Nederduitsche spreekwoorden

Carolus Tuinman (1726)

Gepubliceerd op 18-05-2022

’t is een oude kaasjager

betekenis & definitie

Dit zoude kunnen verbastert zyn van kasjager, anders gezegt een kasboeve: Deze waren bedriegers, die voorgaven heilige overblijfzels in eene kas om te voeren, die zy voor geld aan ’t slechte volkje vertoonden. Maar my nader bedenkende, dewijl men dezen naam op Susannas boeven toepast, twyfel ik nu niet, of dit is versmeed van katsjager.

Kats is naar den Hoogduitschen trant kat.

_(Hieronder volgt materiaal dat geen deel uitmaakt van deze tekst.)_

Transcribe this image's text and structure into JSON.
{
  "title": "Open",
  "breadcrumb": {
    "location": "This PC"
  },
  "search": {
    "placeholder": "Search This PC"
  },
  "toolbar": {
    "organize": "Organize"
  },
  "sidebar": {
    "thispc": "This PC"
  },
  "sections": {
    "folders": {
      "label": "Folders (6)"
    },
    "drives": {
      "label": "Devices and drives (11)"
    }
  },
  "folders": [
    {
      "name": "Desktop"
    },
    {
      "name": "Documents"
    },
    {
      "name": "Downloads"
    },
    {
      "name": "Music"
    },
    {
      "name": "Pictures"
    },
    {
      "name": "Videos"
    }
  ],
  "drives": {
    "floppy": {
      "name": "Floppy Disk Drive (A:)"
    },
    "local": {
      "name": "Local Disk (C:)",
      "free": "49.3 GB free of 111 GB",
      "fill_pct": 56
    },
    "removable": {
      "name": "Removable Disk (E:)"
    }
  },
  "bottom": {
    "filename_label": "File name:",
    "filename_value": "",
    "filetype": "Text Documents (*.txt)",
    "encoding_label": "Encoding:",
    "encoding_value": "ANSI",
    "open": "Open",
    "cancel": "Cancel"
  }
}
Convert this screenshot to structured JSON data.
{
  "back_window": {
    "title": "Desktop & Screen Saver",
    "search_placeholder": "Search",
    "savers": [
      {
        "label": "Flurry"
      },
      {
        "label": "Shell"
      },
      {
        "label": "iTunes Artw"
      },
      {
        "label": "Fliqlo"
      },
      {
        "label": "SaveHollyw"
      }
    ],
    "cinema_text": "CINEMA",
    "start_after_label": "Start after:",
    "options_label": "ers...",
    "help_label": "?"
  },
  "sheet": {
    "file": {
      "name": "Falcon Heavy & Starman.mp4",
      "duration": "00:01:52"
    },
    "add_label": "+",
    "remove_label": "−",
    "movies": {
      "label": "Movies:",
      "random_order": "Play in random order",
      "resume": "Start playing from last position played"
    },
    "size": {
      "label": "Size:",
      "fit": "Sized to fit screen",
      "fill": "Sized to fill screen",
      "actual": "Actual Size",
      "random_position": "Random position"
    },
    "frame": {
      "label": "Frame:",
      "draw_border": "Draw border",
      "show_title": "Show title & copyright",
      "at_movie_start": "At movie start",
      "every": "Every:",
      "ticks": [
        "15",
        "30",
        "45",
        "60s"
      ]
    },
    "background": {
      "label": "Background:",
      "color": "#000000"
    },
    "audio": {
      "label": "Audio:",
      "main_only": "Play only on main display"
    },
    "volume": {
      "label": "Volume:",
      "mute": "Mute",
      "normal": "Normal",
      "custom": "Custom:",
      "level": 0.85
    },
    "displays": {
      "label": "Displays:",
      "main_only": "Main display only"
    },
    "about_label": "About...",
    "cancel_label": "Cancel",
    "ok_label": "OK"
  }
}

Kat en hoer zyn gelijkluidende naamen, als blijkt in kats hoer. Zo weet men ook wat een kamerkatje betekent. Een katsjager is dan zulk een, die op de katerjacht, of uit krollen gaat. Men vergunne my, dat ik in dit te verklaaren, de gemeene spreekwoorden moge bybrengen. Een kaasjager, dat is, een katsjager, steekt dan in de zelve schoenen met een hoerjager, hoe ouder, hoe erger, en die zoude een recht çieraad zyn voor een rasphuis. Dit past op de zaak, maar kaasjager niet het allerminste. Zo weet men niet wat men daar door zegt of hoort, gelijk in veele andere spreekwoorden.